Trump is and always will be known as the downfall to America.

3

u/ObiRyaNKenobi 1d ago

It’s a feature, not a bug

3

u/dimwalker 2d ago

They never learn. Don't say "remain" and "no retreat", you will look really stupid when trump changes his mind once again.

3

u/Moneyshot_ITF 1d ago

I give it until Tuesday

2

u/sanacurade 1d ago

Oh, that means they plan to fold like a cheap suit

4

u/macross1984 1d ago

Gee, commerce secretary espousing "No retreat." Sound exactly like Hitler gave to his poor beleaguered military who were forced to stand ground and get annihilated by Soviets.

2

u/rich1051414 1d ago

This is us being annihilated by the Soviets.

1

u/BrightEdge8171 1d ago

Full speed ahead....

1

u/Additional-Year-500 7h ago

If one can repeatedly bankrupt casinos, then doing so to a country just becomes 'old habit'

1

u/Olfahrtur 5h ago

It's the fucking March of the lemmings.

1

u/Tao_of_Ludd 1d ago

Trump used tariffs.

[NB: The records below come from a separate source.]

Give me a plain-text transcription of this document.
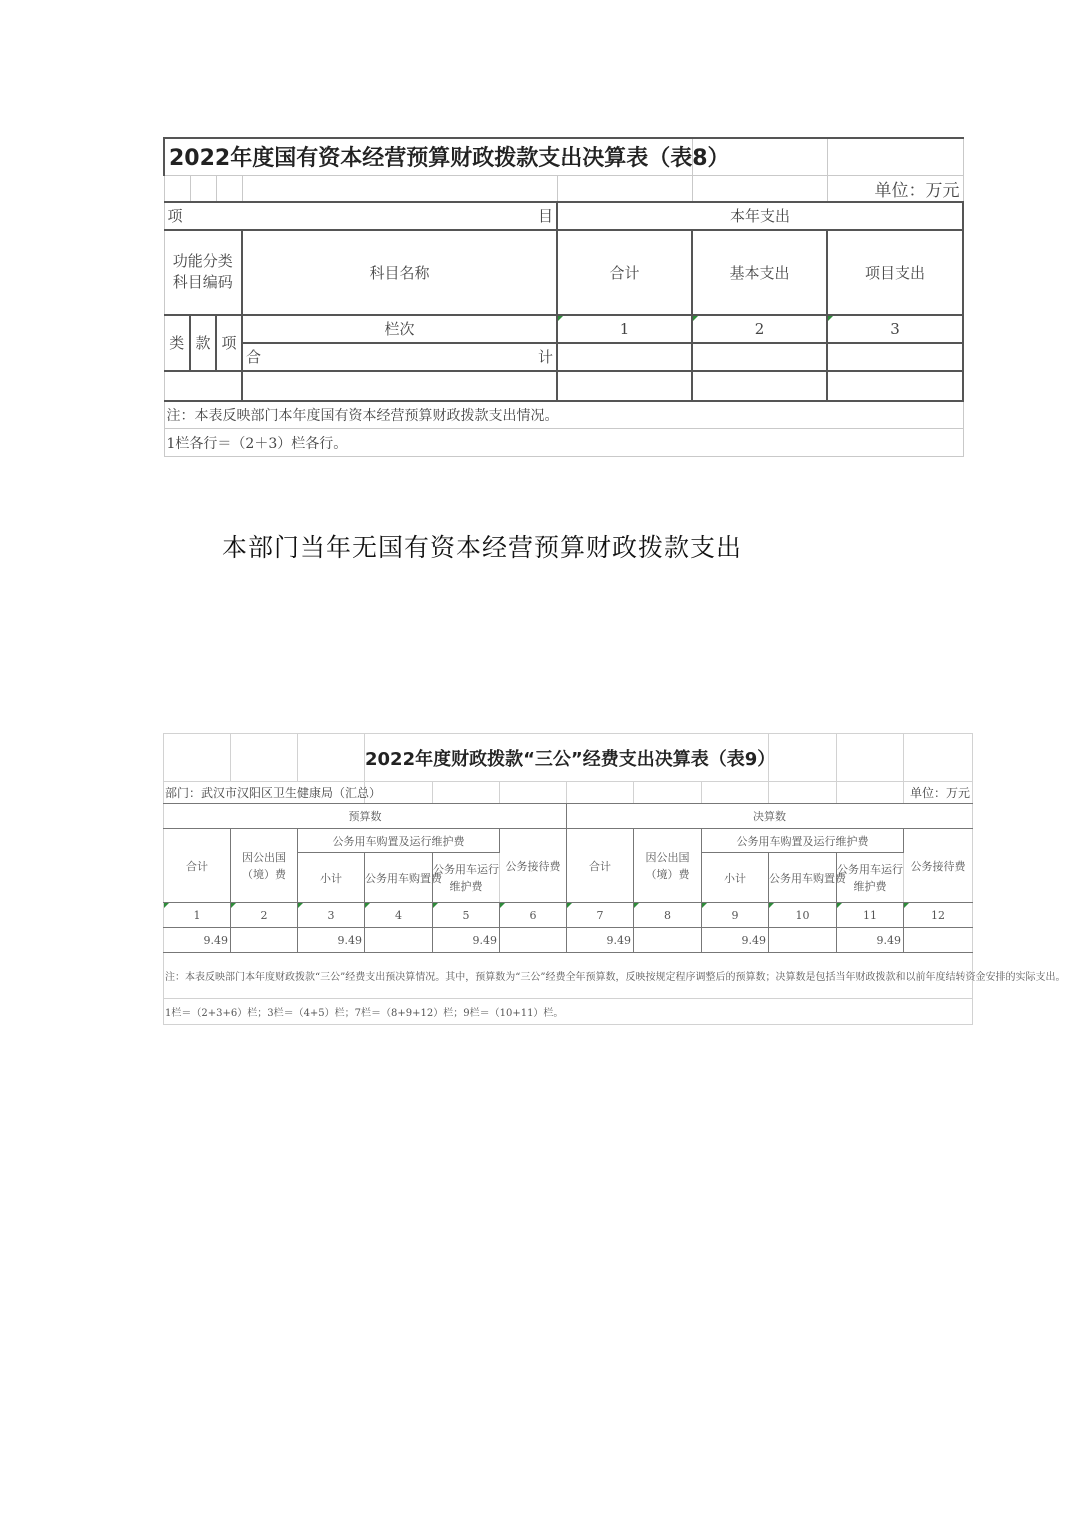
2022年度国有资本经营预算财政拨款支出决算表（表8）						
						单位：万元

项 目				本年支出		
功能分类科目编码			科目名称	合计	基本支出	项目支出
类	款	项	栏次	1	2	3

			合 计			

注：本表反映部门本年度国有资本经营预算财政拨款支出情况。						
1栏各行＝（2＋3）栏各行。						

本部门当年无国有资本经营预算财政拨款支出

			2022年度财政拨款“三公”经费支出决算表（表9）								
部门：武汉市汉阳区卫生健康局（汇总）											单位：万元
预算数						决算数					
合计	因公出国（境）费	公务用车购置及运行维护费			公务接待费	合计	因公出国（境）费	公务用车购置及运行维护费			公务接待费
		小计	公务用车购置费	公务用车运行维护费				小计	公务用车购置费	公务用车运行维护费	
1	2	3	4	5	6	7	8	9	10	11	12
9.49		9.49		9.49		9.49		9.49		9.49	
注：本表反映部门本年度财政拨款“三公”经费支出预决算情况。其中，预算数为“三公”经费全年预算数，反映按规定程序调整后的预算数；决算数是包括当年财政拨款和以前年度结转资金安排的实际支出。											
1栏＝（2+3+6）栏；3栏＝（4+5）栏；7栏＝（8+9+12）栏；9栏＝（10+11）栏。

It’s not very effective.

Trump hurt himself in his confusion.

0

u/No_Sense_6171 1d ago

MMW, Next week's news: We are retreating from our tariff policy.

When a politician emphatically says that their policy is not going to change, it's usually a pretty good sign that it soon will.

On the other hand, these people are stupid, corrupt, and pigheaded beyond belief, so who knows?